When the attention is focused on neurotransmitters, it should be remembered that synaptic loss, reactive gliosis and altered interaction between neurons and astrocytes following deranged production of the glial acidic fibrillary protein are among the most important alterations seen in an aging brain, under a functional point of view are. Cerebral deafferentation is important even in determining the generalized reduction of sensitive function seen in the elderly. The brain areas playing a major role in mild cognitive decline are the hippocampus, centre for selected form of learning and memory, the dentate nucleus responsible for neurogenesis, the hypothalamus as a centre of the endocrine axis, the forebrain areas playing a role in behaviour (attention, cognition, autosomal activity). GABA receptors appear to be increased in the aging brain, and the phenomenon could be compensatory for the synaptic loss. Neurotransmitters production and specialized functions, like calcium homeostasis and channels seems to be functions most affected by aging. The hypothesis that their sacrifice is the more convenient manner to face the loss of oxygen influx in the aging brain has been proposed. The proposed role for cytokines has not been proved. Even the frequently remembered role played by reactive oxygen species (ROS) seems to be dual, in brain. The oxidative stress can damage intracellular macromolecules, membranes lipids, nucleic acids and enzymes, on one hand. However ROS, the reactive molecules mainly responsible for oxidative damage, are essential components for signal transduction, and play a role as messenger in long term potentiation, a form of synaptic plasticity mediating the learning and memory functions in the hippocampus. ROS and antioxidant enzymes seem to regulate in a complex manner, variable during the lifespan, the hippocampal long-term potentiation in mice over expressing antioxidating enzymes.

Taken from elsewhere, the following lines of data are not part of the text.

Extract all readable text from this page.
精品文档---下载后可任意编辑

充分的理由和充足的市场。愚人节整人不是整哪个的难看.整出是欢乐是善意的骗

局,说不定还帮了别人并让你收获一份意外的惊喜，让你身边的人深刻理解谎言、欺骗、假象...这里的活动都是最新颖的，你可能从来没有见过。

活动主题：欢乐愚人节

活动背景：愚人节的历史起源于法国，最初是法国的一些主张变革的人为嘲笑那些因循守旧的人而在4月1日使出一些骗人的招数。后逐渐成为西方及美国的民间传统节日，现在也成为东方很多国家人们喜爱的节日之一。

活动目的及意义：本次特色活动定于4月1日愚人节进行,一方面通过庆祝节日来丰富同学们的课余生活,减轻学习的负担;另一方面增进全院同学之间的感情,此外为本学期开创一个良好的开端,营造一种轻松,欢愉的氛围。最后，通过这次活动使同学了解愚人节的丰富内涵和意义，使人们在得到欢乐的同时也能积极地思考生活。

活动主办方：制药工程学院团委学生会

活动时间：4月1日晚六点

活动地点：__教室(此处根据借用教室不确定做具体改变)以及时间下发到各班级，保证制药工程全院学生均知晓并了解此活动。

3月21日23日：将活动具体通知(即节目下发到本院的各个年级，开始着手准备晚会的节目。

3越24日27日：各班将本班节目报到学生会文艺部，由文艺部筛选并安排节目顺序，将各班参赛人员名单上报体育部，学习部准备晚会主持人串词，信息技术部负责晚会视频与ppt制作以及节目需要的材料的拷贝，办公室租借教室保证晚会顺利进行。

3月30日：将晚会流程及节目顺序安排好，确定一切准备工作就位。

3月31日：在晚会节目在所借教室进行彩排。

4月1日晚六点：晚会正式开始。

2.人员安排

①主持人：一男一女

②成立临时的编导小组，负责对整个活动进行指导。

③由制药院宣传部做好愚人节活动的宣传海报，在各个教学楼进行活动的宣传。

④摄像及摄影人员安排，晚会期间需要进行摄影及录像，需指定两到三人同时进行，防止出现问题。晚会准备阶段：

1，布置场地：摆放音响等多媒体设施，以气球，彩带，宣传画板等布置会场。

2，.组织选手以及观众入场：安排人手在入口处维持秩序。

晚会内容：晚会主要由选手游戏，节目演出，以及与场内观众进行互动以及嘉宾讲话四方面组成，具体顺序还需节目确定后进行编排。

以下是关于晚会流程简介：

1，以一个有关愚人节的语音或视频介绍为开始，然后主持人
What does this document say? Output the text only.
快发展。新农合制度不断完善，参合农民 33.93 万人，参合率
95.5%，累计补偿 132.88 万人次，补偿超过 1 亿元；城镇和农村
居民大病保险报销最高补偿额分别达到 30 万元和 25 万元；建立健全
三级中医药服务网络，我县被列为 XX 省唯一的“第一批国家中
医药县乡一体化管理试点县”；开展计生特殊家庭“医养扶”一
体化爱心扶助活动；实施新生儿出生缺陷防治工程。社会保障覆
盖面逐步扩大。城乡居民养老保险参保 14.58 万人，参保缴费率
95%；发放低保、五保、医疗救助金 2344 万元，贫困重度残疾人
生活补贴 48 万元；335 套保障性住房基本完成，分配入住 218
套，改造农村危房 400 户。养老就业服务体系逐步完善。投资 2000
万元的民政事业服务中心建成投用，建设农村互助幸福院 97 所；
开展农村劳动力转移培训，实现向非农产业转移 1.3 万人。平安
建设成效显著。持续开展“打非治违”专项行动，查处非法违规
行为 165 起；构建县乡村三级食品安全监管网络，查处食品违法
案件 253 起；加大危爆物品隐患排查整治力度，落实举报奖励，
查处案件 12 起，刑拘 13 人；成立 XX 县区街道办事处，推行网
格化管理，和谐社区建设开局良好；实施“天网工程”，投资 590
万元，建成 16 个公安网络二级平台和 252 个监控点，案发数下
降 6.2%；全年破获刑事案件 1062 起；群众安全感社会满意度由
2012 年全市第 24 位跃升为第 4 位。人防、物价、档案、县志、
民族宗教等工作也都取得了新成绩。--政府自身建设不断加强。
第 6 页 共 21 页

Studies of genes expressed in "normal" aging and the biostatistical analysis of genotypic and phenotypic aging variations in human populations could reach to a more understandable amount of know ledges in the near future.
At the present, measures to prevent at the best dramatic loss of cognitive faculties later in life comprise a number of behavioural measures (choosing better dietary habits, enhancing physical activity, avoiding smoking and exposure to pollutants, between other) are highly recommendable. Pharmaceutical prevention and treatment for cerebral decline seems to be a measure more appropriate for patients suffering from true disease, with the exception of addition of anti-oxidant agents to the diet, like vitamin and microelements, omega-3 fatty acids, and equilibrate caloric restriction seems to be the best anti-aging agents. Melatonin and HGH exogenous administration should be reserved to selected cases, eventually during a controlled experimental trial.